I’m happy to report that in the first 3 months of the year, I have made great progress on my reading list. Given my decision early in the year to ‘savor’ the things in my life that give me joy, I should have read fewer books. With that goal in mind, I began reading “Simple Abundance – A Daybook of Comfort and Joy” – a book that I had first bought 25 years earlier. The book is meant to be read slowly, one page a day since it has something insightful to say for an entire year.
Every morning, I sat with my cup of tea and began my day with one inspiring page from the book. Within a few minutes, I would be done with the day’s quota. It felt liberating to not have the pressure to turn the page to the next day and get a peek or a head start. Not having to sprint through the entire book, freed up time to do other things, including read other books alongside this one.
Pretty soon I found myself checking out other print and audiobooks from the extremely well-stocked Singapore library. I typically read a lot of non-fiction and memoir but also venture into fiction when I need an easy read to breakup the seriousness of my other reads.
Here are my first three international fiction reads of 2022. To my surprise they are all written by women writers and feature young women in various countries seriously considering their jobs, work life and passions.
There Is No Such Thing As An Easy Job by Kikuko Tsumura (translated into English by Polly Barton)
Following an episode of burnout, the unnamed protagonist of this intriguing novel seeks out an easygoing job and succeeds in landing a series of low-level jobs that seem superficially boring (or at the very least, undemanding). From watching surveillance footage to creating advertisements meant to be read on a bus route, putting up posters in a designated neighborhood to writing trivia that appears on rice cracker packages, she glides through the jobs with ease. While following her through each job as she learns the ropes and connects with coworkers, it becomes clear that while she wants a job with minimal responsibility, the jobs all seem to have an interesting angle. Even in the most uninteresting setup, strange occurrences catch her attention and lead to weird encounters where she ends up investigating (and sometimes solving) unexplained mysteries.

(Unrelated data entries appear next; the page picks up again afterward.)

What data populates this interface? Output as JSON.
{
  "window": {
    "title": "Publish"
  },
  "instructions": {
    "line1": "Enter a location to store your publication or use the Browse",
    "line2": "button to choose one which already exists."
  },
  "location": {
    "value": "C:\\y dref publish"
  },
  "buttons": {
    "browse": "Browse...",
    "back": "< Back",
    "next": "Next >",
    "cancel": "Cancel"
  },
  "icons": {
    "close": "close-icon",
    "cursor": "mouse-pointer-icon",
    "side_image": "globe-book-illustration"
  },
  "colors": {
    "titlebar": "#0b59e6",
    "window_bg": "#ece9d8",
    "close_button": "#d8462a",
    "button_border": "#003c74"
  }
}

The novel depicts the life of working women in Japan and manages to hold your interest as it shines light on the plight of ordinary people, young and old, that she comes across in each job. There are references to mental health issues among young people which are either related to job or relationship stress. As you follow the unusual trajectory of her work life which comes back full circle as realization dawns on her, you feel sad to say goodbye even as you recognise the truth of the title – there is no such thing as an easy job.
Hana Khan Carries On by Usma Jalaluddin
This fun romantic comedy featuring hijab-wearing Hana Khan, a young woman from the Golden Crescent neighborhood of Toronto who has an anonymous podcast kept me glued to the story over one weekend. As the youngest daughter of the owner of Three Sisters Biryani Poutine restaurant, Hana helps out in the family business while interning at a radio station and pursuing her podcast ambitions. Managing the expectations of her immigrant South Asian family while nursing her ambitions leaves no time for romantic pursuits until a charming competitor opens an upscale contemporary halal restaurant in the same neighborhood.
While the light-hearted story and dialog rang true, the undercurrent of hate-motivated crime and the role of family and community were important threads that ran through the narrative giving it a measured level of gravitas. In addition to the unfurling of romance between the lead characters, the best part was the gradual awakening of Hana as she learns to find her voice and use it for greater good while acknowledging the reality of her own life. An easy read for a slow weekend.
People We Meet On Vacation by Emily Henry
Perhaps I was on a rom-com roll, but when I began listening to this audiobook, I was hoping for some vicarious travel episodes based on the word ‘vacation’ in the title. I wasn’t disappointed as the main character Poppy and her “best friend” Alex, go on a vacation after being estranged for two years. In a non-linear narrative style that switches between ‘this summer’ and ‘ten summers ago’ (and keeps counting down in subsequent chapters), we get to know the totally different personalities of the two people who we know will end up together.
From low budget travels when Poppy is building her social media following to high end ones once Poppy lands a job with a popular magazine, the couple travel through Tuscany, New Orleans, Croatia and San Francisco, among other locations. While we are shown the unmissable sights of each destination, the central theme is the internal tension between them that each seems eager to leave unrequited. After a handful of vacations, the pace slacks and I was ready to get to the happy ending. Just when I thought we were done, there was 25% more of the book to wade through as the millennials insisted on dragging out their confused feelings for each other.
The highlight of the book was the snappy dialog which was great in the audio version but the book could have used some serious editing to keep the ending in sight instead of letting it meander along until the reader had suffered enough through the vacation and just wanted to go home.